I did fine-tune training of a detector model in Tensorflow 2.3, with Quantization Aware Training (QAT). I converted the model to ONNX and tried to convert it to int8.
I am able to convert it to int8 model in TensorRT only when I’m applying also the Post Training Quantization process with a calibration dataset - but I want to optionally convert the model to int8 and TensorRT without calibration, since calibration shouldn’t be needed after I did Quantization Aware Training.
I followed your slides here - page 32, specifically:
but I get the following error:
[TensorRT] ERROR: …/builder/Network.cpp (1653) - Assertion Error in validateExplicitPrecision: 0 (layer.getNbInputs() == 2)
I don’t understand how having two inputs is relevant here… My model gets 1 input (image).
This is the function I used (python) for building the engine:
build_engine.py (4.2 KB)
If I call it with
int8_calibration_flag=False I get the above error.

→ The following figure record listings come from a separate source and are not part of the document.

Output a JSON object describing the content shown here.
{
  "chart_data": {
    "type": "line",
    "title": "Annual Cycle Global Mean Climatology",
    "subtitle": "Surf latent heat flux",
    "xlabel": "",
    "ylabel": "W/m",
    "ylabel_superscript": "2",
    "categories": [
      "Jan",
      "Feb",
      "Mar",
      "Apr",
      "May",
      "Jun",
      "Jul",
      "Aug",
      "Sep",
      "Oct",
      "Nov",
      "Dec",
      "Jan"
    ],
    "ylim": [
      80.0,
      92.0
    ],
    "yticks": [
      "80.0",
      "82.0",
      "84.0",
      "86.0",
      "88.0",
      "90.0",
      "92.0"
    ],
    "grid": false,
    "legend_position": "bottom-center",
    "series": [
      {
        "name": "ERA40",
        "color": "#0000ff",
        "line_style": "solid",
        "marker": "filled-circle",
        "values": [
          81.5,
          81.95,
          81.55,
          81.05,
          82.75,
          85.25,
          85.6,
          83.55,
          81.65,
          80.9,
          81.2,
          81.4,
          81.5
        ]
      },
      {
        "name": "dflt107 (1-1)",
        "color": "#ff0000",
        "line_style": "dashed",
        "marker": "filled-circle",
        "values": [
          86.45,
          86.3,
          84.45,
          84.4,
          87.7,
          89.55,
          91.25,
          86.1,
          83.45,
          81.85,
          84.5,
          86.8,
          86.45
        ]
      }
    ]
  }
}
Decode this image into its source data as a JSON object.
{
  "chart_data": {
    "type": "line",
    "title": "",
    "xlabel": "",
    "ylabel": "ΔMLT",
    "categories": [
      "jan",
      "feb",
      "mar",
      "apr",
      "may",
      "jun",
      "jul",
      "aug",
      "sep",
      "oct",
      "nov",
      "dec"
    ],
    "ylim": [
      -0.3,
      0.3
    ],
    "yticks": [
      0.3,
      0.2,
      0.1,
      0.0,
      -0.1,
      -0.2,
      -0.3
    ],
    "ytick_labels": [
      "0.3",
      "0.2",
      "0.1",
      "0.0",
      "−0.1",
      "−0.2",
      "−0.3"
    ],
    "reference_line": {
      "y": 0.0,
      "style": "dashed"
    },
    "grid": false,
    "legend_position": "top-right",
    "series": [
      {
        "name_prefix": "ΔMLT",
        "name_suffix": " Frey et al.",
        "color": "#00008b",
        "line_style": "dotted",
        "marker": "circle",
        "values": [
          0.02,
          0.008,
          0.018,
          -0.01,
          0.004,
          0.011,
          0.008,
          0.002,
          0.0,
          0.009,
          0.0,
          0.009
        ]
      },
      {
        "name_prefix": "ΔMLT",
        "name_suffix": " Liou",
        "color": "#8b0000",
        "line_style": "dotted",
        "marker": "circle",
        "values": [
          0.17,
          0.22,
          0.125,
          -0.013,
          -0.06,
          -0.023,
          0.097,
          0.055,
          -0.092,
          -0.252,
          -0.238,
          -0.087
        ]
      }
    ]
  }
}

Could you please supply a working example for converting an onnx model originated from Quantization Aware Training to a TensorRT engine with int8 precision, without calibration?
TensorRT Version : 7.1.2
CUDA Version : 11.0
Operating System + Version : Ubuntu 18.04
Python Version (if applicable) : 3.6
TensorFlow Version (if applicable) : The model was trained on tf 2.3, converted to onnx, and then converted to tensorRT engine.
I can’t share the relevant model for this.
Any help will be appreciated!